I was last night. I spent a quiet Sunday evening watching the Texas Rangers host the Minnesota Twins in the last game before the All-Star break. As the game entered the 9th inning with the Twins leading, 1-0, I was determined to continue believing the Rangers would plate the tying and winning runs in the bottom of the ninth.
But then I lost faith. The Rangers brought in closer Joe Nathan despite trailing by a run. Nathan failed to demonstrate his usual closing dominance and instead allowed a couple of base runners. Then the pitcher committed a throwing error that played a key role in the Twins increasing their lead to 3-0 going into the bottom of the ninth.
The thing is, I didn’t even see the Twins plate their third run. Disgusted with the Rangers, who I assumed were about to lose for the sixth time in seven games, I changed the channel and returned a phone call that was a bit overdue. During that phone call, while the Rangers were in the process of coming back in the bottom of the ninth, I cursed the Rangers and wondered aloud how they could have the best record in baseball and still make me so angry.
I never went back to the baseball game. I read and dorked around in my music room and then went back to read some more.
And then I opened up Flipboard on my iPad, where a friend had posted a picture from the Ranger game. She seemed excited about the outcome, so I assumed she had just posted a photo from the previous night, when the Rangers scored a run in the bottom of the 10th to win, 4-3. But then I looked the to right of the page and noticed several other friends expressing excitement over the Rangers’ comeback win.
The Rangers seized a win that probably has more significance than merely a notch in the win column. So I was happy. But, of course, I was also a little disappointed in myself. Mostly because it makes me wonder how many times I’ve given up on myself, admitting defeat when victory was still a possibility.
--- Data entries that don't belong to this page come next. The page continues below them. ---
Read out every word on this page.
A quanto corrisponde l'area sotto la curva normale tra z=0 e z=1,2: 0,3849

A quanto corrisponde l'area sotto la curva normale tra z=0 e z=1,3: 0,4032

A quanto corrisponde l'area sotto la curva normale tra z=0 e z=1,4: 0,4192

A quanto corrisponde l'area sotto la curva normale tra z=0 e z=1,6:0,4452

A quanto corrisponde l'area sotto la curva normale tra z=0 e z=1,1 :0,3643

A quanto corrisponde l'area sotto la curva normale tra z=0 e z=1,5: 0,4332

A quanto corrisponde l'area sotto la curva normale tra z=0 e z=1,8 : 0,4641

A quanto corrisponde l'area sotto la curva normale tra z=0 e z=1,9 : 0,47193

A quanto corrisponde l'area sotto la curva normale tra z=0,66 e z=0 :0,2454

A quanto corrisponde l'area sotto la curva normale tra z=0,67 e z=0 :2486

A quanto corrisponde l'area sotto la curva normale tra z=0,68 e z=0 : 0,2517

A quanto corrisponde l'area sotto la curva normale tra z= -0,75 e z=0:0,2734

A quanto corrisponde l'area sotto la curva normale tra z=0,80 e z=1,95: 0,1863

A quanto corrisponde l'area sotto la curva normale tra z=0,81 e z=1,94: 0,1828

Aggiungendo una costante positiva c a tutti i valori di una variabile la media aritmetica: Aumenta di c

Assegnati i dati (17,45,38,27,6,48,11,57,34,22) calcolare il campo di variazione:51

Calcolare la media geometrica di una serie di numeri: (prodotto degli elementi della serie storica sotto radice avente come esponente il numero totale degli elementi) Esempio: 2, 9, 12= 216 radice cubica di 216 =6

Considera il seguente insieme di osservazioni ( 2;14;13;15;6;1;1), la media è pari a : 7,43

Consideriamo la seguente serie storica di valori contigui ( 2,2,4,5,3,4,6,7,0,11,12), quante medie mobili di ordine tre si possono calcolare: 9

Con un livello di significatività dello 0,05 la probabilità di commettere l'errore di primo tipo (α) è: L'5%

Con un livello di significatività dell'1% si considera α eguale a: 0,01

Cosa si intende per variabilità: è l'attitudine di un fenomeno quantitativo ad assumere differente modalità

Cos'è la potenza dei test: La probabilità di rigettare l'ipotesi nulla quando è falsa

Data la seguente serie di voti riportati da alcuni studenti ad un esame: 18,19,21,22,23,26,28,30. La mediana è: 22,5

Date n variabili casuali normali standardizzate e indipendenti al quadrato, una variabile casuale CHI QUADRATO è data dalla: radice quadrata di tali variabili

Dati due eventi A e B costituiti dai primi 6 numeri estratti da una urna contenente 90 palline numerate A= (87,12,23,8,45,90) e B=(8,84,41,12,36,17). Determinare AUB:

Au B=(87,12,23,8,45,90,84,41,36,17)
It’s easy to look at the facts. The Rangers had been shut out through eight innings and going into the ninth found themselves down three runs. Collectively, the Rangers were not swinging the bat well. That was enough evidence of a looming loss for me to change the channel and forget about the game for the next couple of hours. And maybe ninety percent of the time, I would have been right.
So maybe this will help me to live for that other ten percent.